Ci rifacciamo con la creatività, quando l’occasione lo richiede. In pochi mesi abbiamo dato il benvenuto ad "arciterrorista", "agrobiodiversità", "trenopolitana", "campo largo" e "razzismo immobiliare". Avvinghiati alla cronaca più che alla consecutio, ci siamo buttati su "Telemeloni", "vannacciano" e "Pandoro Gate". Annalisa Nesi, docente di Linguistica italiana all’Università di Siena, membro del Consiglio direttivo della Crusca, ricorda che vivere senza congiuntivo si può ma se lo si impara è meglio e che nell’evoluzione di una lingua non comandano mai le parole ma le persone.

È merito o colpa nostra quindi se è diventato moneta corrente "alcolock", il dispositivo che impedisce l’accensione del motore all’ubriaco. Ma pure "amichettismo", riferito al comportamento di chi, in posizione di potere e prestigio, favorisce i suoi. Se "verba sunt consequentia rerum", ci meritiamo la confidenza con un "barattellum", trasferito dal reciproco appoggio delle forze politiche in Parlamento ai nostri piccoli inciuci come già il memorabile "porcellum" che faceva più fine di porcata. E "boppone", accrescitivo di "bop" per dire bella canzone, da Amici a X Factor. O "coordinatore di intimità" perché in tempi di #MeToo sul set ci vuole un professionista addetto al benessere degli attori prima di un scena di sesso.

La Treccani raccoglie il "dissing" dall’ambiente rap dove lo scambio di accuse esagerate è diventato la regola. E non disdegna "fuffa guru" pur di dare un nome all’esercito di ciarlatani della rete che millantano competenze non documentabili. "Il nostro è un compito di osservatorio della durata di vita di queste parole – spiegano – e ci siamo limitati a registrare le forme più diffuse nei mezzi di informazione, consapevoli che spesso poche sono destinate a durare".

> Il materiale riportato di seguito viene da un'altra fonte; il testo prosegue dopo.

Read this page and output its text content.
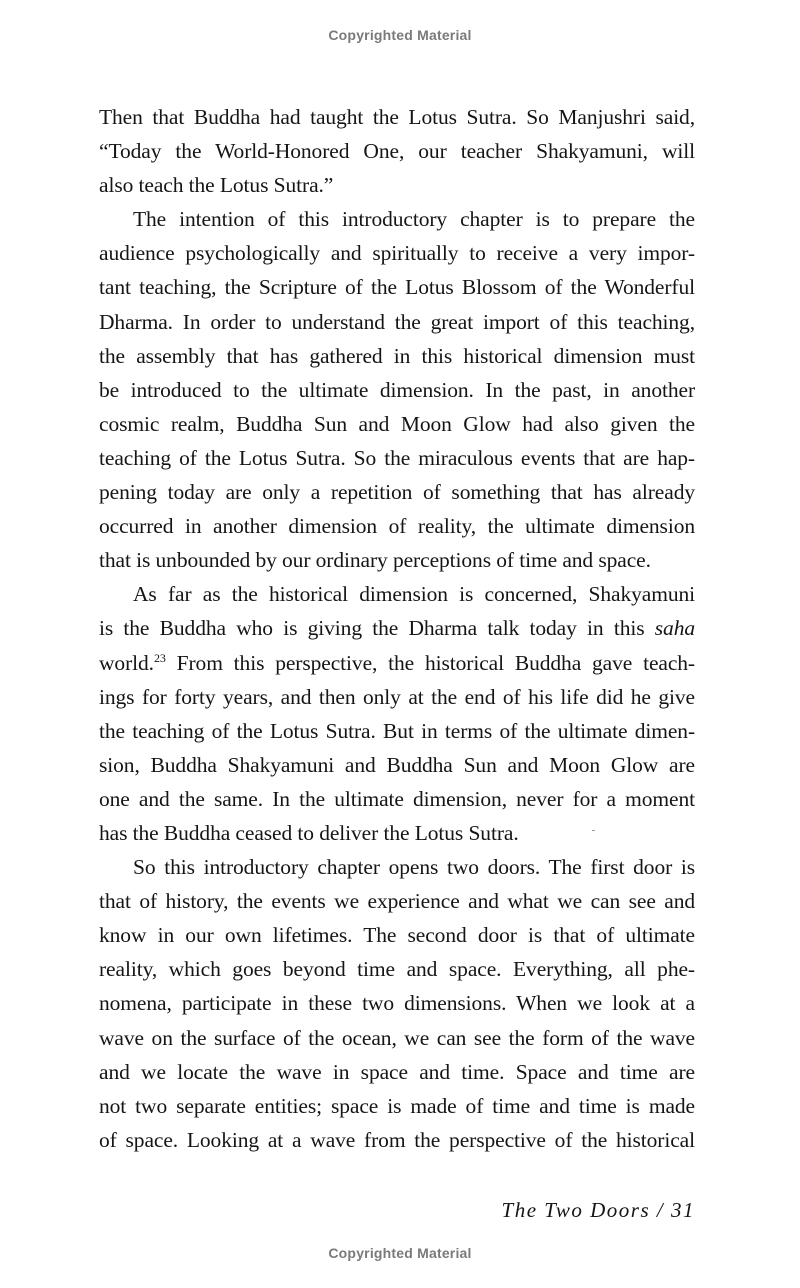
Copyrighted Material
Then that Buddha had taught the Lotus Sutra. So Manjushri said,
“Today the World-Honored One, our teacher Shakyamuni, will
also teach the Lotus Sutra.”
The intention of this introductory chapter is to prepare the
audience psychologically and spiritually to receive a very impor-
tant teaching, the Scripture of the Lotus Blossom of the Wonderful
Dharma. In order to understand the great import of this teaching,
the assembly that has gathered in this historical dimension must
be introduced to the ultimate dimension. In the past, in another
cosmic realm, Buddha Sun and Moon Glow had also given the
teaching of the Lotus Sutra. So the miraculous events that are hap-
pening today are only a repetition of something that has already
occurred in another dimension of reality, the ultimate dimension
that is unbounded by our ordinary perceptions of time and space.
As far as the historical dimension is concerned, Shakyamuni
is the Buddha who is giving the Dharma talk today in this saha
world.$^{23}$ From this perspective, the historical Buddha gave teach-
ings for forty years, and then only at the end of his life did he give
the teaching of the Lotus Sutra. But in terms of the ultimate dimen-
sion, Buddha Shakyamuni and Buddha Sun and Moon Glow are
one and the same. In the ultimate dimension, never for a moment
has the Buddha ceased to deliver the Lotus Sutra.
So this introductory chapter opens two doors. The first door is
that of history, the events we experience and what we can see and
know in our own lifetimes. The second door is that of ultimate
reality, which goes beyond time and space. Everything, all phe-
nomena, participate in these two dimensions. When we look at a
wave on the surface of the ocean, we can see the form of the wave
and we locate the wave in space and time. Space and time are
not two separate entities; space is made of time and time is made
of space. Looking at a wave from the perspective of the historical
The Two Doors / 31
Copyrighted Material
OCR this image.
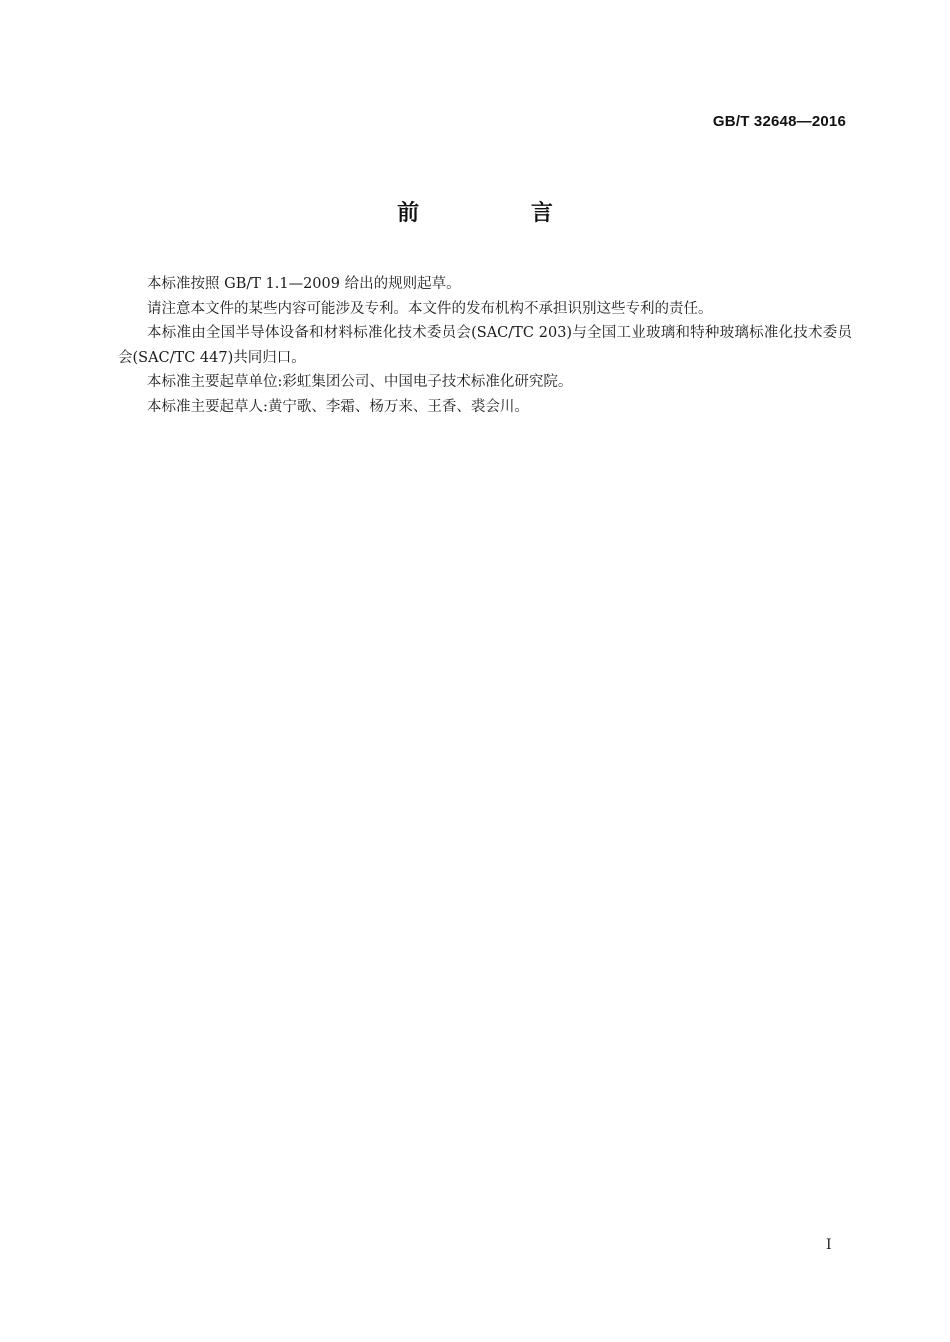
GB/T 32648—2016
前 言

本标准按照 GB/T 1.1—2009 给出的规则起草。

请注意本文件的某些内容可能涉及专利。本文件的发布机构不承担识别这些专利的责任。

本标准由全国半导体设备和材料标准化技术委员会(SAC/TC 203)与全国工业玻璃和特种玻璃标准化技术委员会(SAC/TC 447)共同归口。

本标准主要起草单位:彩虹集团公司、中国电子技术标准化研究院。

本标准主要起草人:黄宁歌、李霜、杨万来、王香、裘会川。

I
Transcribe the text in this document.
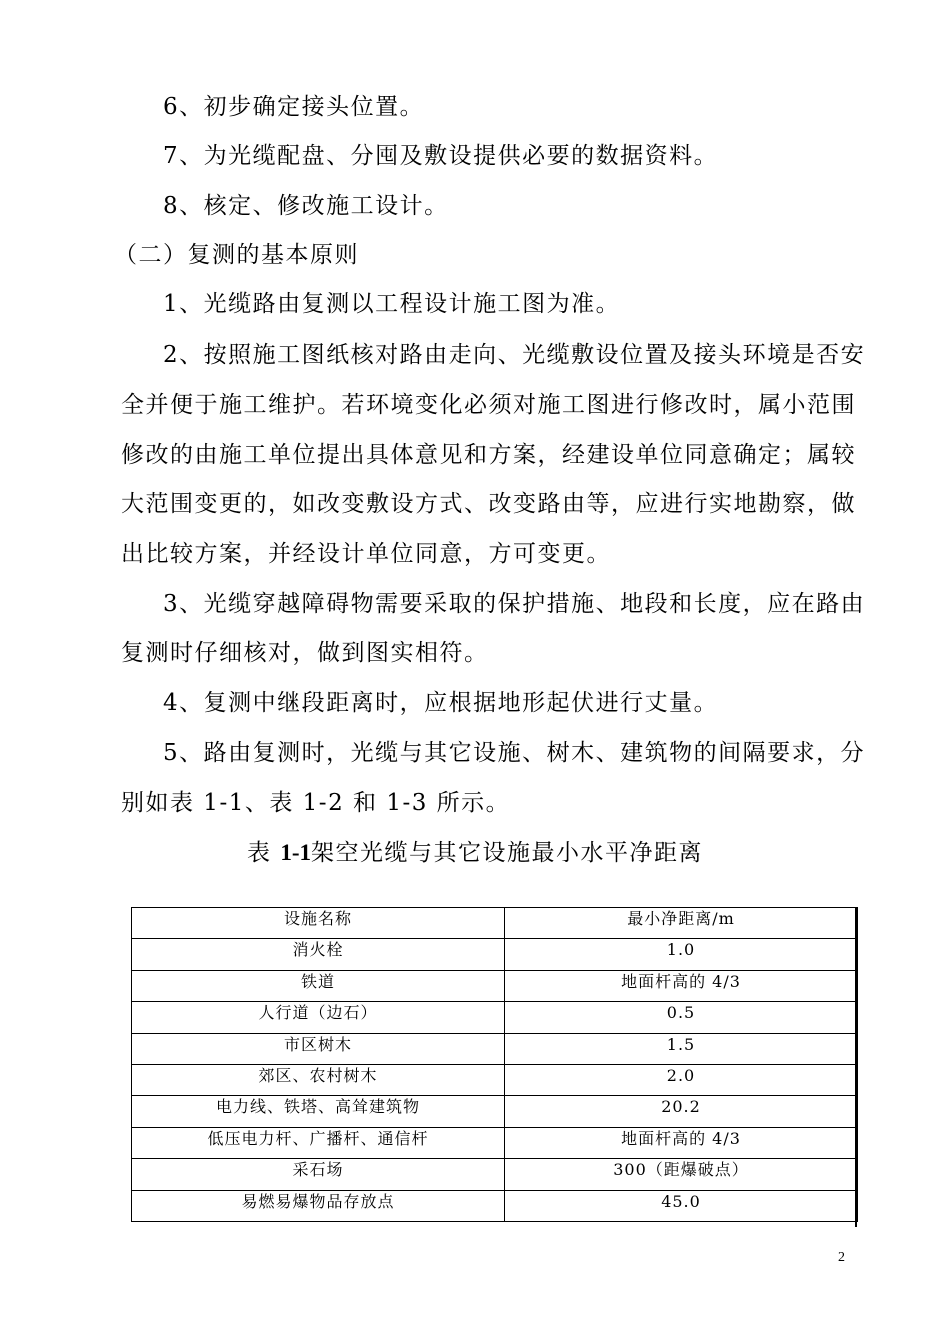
6、初步确定接头位置。
7、为光缆配盘、分囤及敷设提供必要的数据资料。
8、核定、修改施工设计。
（二）复测的基本原则
1、光缆路由复测以工程设计施工图为准。
2、按照施工图纸核对路由走向、光缆敷设位置及接头环境是否安
全并便于施工维护。若环境变化必须对施工图进行修改时，属小范围
修改的由施工单位提出具体意见和方案，经建设单位同意确定；属较
大范围变更的，如改变敷设方式、改变路由等，应进行实地勘察，做
出比较方案，并经设计单位同意，方可变更。
3、光缆穿越障碍物需要采取的保护措施、地段和长度，应在路由
复测时仔细核对，做到图实相符。
4、复测中继段距离时，应根据地形起伏进行丈量。
5、路由复测时，光缆与其它设施、树木、建筑物的间隔要求，分
别如表 1-1、表 1-2 和 1-3 所示。
表 1-1架空光缆与其它设施最小水平净距离
设施名称	最小净距离/m
消火栓	1.0
铁道	地面杆高的 4/3
人行道（边石）	0.5
市区树木	1.5
郊区、农村树木	2.0
电力线、铁塔、高耸建筑物	20.2
低压电力杆、广播杆、通信杆	地面杆高的 4/3
采石场	300（距爆破点）
易燃易爆物品存放点	45.0
2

Non è dato sapere la tenuta di "sdigiunino", lo snack veloce caro al cuoco Giorgione acclamato sui social. Di "totismo", dal modo di governare la Regione Liguria, si potrà fare presto a meno. Invece "vacansia" va difeso per spiegare la spiacevole sensazione di irritabilità provocata dall’incapacità di non fare niente e rilassarsi. Anche "trappola di miele" andrà conservato quando la polvere si sarà posata sulla vicenda Boccia-Sangiuliano: di seduzioni e ricatti la storia non può fare a meno e la lingua ha il dovere di adeguarsi.